Travatar Model Format
This page will tell you the basics of the Travatar model format, and give some tips about how to modify the model if necessary.
Model Format Basics
After training, the travatar model can be found in train/model/rule-table.gz, where "train" is the output directory specified at training time. The format of the rules in the table is as follows:
source ||| target ||| features ||| counts ||| alignments
Below is an example of a rule:
vp ( vbd ( "expected" ) x0:sbar ) ||| x0:sbar "予想" "し" "た" @ vp ||| fgep=-6.07 w=3 egfp=-4.52 fgel=-3.11 p=1 egfl=-13.28 lfreq=2.22 ||| 1 10 47 ||| 0-0 0-1 0-2
- source: This is a source side subtree, representing the portion of a syntactic tree to be translated. The head of the tree comes first, followed by bracketed children. Strings surrounded with quotes are terminals, and strings like "x0:sbar" are places that connect to a child tree. The "x0" "x1" variables must be in ascending order.
- target: This is in a similar form as the source, but with no brackets or tree structure. The ":sbar" after the x0 is optional. The "@ vp" at the end of the string indicates the syntactic head of the rule, and is also optional.
- features: This is a list of "string=value" pairs. The string is the name of a feature, and the value is it's value. Travatar can handle sparse features during decoding, so it is possible to add features with any name you like.
- counts: These are the number of times the rule appeared in the training corpus. The three numbers are counts of source-target, source, and target respectively. This field does not affect decoding.
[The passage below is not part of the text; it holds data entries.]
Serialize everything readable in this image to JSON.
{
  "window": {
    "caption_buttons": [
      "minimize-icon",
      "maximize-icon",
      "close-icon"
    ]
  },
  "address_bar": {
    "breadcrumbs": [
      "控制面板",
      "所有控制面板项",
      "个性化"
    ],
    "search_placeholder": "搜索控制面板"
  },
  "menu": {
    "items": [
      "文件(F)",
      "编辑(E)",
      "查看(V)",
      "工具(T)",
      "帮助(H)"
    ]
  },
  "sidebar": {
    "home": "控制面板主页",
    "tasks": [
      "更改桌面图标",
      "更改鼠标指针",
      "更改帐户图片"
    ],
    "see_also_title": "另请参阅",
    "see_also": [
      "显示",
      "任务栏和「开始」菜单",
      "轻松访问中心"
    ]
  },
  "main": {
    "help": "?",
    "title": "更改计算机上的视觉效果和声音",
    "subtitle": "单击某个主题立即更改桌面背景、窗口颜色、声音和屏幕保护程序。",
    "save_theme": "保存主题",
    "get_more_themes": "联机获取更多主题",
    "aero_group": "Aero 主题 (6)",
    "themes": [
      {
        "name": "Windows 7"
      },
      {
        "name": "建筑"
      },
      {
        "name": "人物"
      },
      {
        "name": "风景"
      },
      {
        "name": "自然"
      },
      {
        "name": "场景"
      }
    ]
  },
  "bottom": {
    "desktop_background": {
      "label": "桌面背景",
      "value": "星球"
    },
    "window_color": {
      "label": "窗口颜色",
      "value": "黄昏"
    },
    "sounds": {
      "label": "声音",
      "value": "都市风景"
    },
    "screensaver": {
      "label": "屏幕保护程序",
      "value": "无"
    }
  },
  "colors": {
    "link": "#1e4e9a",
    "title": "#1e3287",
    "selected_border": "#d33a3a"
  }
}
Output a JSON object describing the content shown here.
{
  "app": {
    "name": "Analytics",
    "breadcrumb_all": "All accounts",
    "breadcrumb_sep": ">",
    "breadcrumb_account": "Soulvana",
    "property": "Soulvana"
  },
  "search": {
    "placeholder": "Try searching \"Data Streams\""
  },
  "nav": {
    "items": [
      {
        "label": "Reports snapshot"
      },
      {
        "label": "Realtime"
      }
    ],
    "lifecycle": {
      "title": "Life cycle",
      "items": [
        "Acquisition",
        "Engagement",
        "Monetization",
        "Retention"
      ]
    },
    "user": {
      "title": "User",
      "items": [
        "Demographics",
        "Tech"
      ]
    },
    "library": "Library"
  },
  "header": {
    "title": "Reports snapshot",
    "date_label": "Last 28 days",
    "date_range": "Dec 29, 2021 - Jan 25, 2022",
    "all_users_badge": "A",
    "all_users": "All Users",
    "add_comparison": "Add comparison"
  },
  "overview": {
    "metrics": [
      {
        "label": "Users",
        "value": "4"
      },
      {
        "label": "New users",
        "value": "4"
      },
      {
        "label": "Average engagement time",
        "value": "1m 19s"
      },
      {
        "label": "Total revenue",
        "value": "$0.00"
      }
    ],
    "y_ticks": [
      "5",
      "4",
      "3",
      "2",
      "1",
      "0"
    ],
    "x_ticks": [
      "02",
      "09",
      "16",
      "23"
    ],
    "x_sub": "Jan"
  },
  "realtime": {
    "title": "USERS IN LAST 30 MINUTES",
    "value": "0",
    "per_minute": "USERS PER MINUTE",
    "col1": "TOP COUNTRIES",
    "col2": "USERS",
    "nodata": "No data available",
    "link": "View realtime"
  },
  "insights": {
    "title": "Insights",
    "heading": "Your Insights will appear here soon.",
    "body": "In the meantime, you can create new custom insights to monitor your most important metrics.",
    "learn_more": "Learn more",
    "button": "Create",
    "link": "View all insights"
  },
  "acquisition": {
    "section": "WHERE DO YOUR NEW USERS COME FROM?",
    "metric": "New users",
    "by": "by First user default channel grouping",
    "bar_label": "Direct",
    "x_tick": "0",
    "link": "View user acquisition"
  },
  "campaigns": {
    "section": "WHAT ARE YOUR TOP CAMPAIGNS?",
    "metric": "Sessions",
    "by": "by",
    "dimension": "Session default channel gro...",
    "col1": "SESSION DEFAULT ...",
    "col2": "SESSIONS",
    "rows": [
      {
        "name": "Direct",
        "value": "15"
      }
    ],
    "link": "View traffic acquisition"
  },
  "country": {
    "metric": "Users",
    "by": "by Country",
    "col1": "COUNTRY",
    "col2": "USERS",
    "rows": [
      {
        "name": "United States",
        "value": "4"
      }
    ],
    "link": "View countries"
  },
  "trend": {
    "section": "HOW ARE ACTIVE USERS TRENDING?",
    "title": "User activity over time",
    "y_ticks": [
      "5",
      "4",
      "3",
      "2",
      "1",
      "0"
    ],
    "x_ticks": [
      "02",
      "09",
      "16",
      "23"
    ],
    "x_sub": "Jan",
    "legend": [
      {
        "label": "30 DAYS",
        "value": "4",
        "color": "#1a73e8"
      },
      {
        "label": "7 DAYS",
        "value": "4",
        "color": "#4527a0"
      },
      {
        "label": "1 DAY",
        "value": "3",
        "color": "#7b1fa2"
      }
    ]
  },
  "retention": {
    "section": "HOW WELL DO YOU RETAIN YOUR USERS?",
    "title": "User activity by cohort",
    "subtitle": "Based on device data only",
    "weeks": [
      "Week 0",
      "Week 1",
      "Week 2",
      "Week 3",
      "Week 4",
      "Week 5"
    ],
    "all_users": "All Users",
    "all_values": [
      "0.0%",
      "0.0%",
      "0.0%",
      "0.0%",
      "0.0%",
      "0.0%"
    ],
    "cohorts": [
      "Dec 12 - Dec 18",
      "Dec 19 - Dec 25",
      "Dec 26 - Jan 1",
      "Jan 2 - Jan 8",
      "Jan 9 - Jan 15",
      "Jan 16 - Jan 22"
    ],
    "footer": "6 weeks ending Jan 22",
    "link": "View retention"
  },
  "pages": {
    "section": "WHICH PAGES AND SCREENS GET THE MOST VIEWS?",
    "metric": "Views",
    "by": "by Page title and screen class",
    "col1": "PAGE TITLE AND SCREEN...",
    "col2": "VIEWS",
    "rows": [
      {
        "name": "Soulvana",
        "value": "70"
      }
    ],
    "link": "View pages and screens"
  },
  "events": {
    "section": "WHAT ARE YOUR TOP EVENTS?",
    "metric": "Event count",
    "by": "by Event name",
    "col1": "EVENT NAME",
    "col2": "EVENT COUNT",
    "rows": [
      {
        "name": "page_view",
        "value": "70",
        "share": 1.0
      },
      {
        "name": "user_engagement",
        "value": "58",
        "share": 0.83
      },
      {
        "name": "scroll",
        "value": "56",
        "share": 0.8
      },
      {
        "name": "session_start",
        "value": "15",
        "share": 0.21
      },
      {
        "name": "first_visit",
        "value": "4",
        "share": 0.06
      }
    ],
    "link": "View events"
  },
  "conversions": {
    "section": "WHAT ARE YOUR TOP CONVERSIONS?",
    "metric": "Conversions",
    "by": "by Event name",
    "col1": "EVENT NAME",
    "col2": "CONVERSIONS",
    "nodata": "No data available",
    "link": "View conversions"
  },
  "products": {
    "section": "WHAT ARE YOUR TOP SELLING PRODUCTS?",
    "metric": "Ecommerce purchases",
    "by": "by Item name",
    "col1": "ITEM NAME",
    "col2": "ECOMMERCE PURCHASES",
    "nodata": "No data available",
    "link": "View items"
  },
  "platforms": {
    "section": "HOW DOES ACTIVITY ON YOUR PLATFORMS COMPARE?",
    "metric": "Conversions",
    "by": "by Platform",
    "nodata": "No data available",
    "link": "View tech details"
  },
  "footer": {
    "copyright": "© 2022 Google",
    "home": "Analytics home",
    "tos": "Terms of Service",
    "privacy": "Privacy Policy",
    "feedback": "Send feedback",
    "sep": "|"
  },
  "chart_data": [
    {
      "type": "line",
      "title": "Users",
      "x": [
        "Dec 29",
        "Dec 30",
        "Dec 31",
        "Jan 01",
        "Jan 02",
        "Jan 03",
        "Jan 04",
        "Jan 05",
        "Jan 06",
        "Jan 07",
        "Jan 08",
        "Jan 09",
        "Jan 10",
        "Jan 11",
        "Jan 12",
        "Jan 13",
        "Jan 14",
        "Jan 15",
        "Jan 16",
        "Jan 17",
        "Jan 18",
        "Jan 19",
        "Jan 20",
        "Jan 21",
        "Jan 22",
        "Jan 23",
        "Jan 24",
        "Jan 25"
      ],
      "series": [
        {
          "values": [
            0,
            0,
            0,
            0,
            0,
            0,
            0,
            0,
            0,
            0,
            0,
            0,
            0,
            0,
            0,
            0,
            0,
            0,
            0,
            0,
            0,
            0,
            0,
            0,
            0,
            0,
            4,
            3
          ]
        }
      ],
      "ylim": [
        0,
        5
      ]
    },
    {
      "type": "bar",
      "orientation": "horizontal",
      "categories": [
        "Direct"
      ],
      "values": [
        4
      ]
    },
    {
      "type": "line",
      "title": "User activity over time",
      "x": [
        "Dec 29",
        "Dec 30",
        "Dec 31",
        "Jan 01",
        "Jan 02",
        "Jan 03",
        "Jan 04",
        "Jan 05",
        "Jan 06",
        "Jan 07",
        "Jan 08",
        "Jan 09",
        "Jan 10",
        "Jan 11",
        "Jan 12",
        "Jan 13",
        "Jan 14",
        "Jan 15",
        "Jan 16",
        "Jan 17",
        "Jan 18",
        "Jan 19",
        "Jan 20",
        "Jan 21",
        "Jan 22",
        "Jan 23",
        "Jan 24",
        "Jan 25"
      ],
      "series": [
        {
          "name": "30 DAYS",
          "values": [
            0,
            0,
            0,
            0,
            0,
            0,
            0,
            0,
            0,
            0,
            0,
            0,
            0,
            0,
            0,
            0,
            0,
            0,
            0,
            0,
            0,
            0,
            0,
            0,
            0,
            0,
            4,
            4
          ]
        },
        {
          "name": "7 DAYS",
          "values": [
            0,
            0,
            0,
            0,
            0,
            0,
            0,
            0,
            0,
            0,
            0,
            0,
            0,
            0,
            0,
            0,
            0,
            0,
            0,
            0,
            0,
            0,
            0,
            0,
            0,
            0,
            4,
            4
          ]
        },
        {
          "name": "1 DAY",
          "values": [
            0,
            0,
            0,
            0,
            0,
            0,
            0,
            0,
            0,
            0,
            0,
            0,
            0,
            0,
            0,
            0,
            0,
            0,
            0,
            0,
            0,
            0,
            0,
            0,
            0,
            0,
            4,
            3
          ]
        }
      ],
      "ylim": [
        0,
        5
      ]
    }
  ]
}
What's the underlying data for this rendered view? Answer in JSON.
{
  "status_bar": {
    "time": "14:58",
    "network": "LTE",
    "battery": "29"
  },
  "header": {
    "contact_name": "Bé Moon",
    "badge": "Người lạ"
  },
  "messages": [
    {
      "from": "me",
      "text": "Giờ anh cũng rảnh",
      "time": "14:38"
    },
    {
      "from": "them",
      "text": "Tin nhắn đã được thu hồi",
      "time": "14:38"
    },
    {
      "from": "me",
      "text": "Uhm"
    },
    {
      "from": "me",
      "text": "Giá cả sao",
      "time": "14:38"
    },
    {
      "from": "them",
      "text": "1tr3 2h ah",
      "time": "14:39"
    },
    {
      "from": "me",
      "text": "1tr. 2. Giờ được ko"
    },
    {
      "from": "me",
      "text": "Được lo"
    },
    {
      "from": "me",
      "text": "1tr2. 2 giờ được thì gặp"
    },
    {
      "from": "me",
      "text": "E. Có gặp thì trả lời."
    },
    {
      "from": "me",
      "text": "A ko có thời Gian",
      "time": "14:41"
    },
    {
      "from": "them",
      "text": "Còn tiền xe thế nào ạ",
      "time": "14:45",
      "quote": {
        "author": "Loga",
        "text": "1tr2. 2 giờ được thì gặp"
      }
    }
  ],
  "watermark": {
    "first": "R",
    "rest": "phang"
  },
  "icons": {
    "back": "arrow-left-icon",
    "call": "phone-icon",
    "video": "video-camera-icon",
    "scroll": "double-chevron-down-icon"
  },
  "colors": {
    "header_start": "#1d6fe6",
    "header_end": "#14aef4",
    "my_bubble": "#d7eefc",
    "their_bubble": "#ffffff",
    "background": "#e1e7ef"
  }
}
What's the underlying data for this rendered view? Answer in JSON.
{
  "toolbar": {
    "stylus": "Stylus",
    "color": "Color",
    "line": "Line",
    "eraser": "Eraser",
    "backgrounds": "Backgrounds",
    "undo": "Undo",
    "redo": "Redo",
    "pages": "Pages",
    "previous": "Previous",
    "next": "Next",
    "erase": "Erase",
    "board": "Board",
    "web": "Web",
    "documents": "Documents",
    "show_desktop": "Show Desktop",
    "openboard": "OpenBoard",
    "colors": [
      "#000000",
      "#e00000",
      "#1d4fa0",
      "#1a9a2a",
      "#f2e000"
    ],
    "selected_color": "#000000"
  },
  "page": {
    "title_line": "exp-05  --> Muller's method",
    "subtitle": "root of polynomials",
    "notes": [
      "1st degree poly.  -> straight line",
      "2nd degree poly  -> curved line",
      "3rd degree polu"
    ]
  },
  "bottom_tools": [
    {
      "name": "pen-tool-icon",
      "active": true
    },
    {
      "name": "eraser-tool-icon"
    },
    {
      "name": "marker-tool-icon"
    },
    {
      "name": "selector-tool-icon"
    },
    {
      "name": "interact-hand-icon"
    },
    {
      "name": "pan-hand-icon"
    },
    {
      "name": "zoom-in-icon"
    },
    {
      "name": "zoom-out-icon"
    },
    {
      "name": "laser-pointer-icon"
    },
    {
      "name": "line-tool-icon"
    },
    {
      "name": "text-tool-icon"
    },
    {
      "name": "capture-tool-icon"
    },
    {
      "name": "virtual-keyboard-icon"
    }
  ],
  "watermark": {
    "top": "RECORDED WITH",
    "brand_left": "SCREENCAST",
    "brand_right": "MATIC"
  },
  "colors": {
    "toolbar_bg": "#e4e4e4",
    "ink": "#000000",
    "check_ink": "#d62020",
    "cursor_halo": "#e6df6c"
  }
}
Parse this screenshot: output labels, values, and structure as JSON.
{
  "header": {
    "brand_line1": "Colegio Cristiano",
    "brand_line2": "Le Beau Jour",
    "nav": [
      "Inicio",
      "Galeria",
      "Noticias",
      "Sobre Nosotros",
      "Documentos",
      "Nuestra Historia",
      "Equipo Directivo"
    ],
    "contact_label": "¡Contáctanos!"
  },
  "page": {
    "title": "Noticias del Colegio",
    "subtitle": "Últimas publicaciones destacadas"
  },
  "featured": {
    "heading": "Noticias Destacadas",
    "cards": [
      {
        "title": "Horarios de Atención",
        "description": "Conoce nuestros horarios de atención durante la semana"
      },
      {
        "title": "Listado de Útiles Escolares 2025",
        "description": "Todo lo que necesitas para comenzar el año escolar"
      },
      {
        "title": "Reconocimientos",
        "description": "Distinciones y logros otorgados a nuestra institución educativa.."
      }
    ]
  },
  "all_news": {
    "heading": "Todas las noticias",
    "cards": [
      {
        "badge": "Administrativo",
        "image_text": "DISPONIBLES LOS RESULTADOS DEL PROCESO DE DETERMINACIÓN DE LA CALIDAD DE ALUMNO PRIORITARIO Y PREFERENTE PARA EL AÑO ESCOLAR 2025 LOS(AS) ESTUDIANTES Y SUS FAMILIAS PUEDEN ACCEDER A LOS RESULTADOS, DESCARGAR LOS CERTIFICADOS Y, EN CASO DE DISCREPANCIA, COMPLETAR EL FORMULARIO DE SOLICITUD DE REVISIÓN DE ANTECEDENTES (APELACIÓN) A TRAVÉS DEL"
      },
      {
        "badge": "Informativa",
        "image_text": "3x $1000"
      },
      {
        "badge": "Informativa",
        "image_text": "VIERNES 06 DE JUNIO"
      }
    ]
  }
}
- alignment: This is an alignment between all terminals (words surrounded by quotes) in the source and target sides of the rule. This also has no effect on decoding.
In particular, with regards to the features, these are the standard dense features used in standard machine translation systems (take a look at Philipp Koehn's "Statistical Machine Translation" for more details). They are described briefly below:
- egfp, fgep: These are log conditional probabilities "log P(e|f)" and "log P(f|e)".
- egfl, fgel: These are log lexical probabilities, where the probability of each word is calculated separately: "log Pl(e|f)" and "log Pl(f|e)".
- lfreq: This is the log frequency "log c(e,f)".
- w: The number of words on the target side.
- p: This is the phrase count feature, it will always be one.
Modifying Travatar Models
If you would like to modify the travatar model for whatever reason, it is in text format so you can do so directly. For example, let's say we really don't want to translate anything about apples, we can remove all rules that contain the string apple.
zcat train/model/rule-table.gz | grep -v apple | gzip > train/model/no-apples.gz
It is also possible to add new rules. Let's say we want to add a rule to translate the proper noun "apple" into "アップル" (the company) and the regular noun "apple" into "りんご" (the fruit). We can do so by creating a file apple.txt:
echo 'nnp ( "apple" ) ||| "アップル" ||| apple_rule=1' >> apple.txt echo 'nn ( "apple" ) ||| "りんご" ||| apple_rule=1' >> apple.txt
We can then combine this file with our original rule table. Note that Travatar rule tables must be sorted, so we perform a sort on the newly concatenated table.
gzip apple.txt zcat train/model/rule-table.gz apple.txt.gz | LC_ALL=C sort | gzip > train/model/with-apples.gz
After creating a new rule table, we can then modify the travatar.ini file to point to our new table.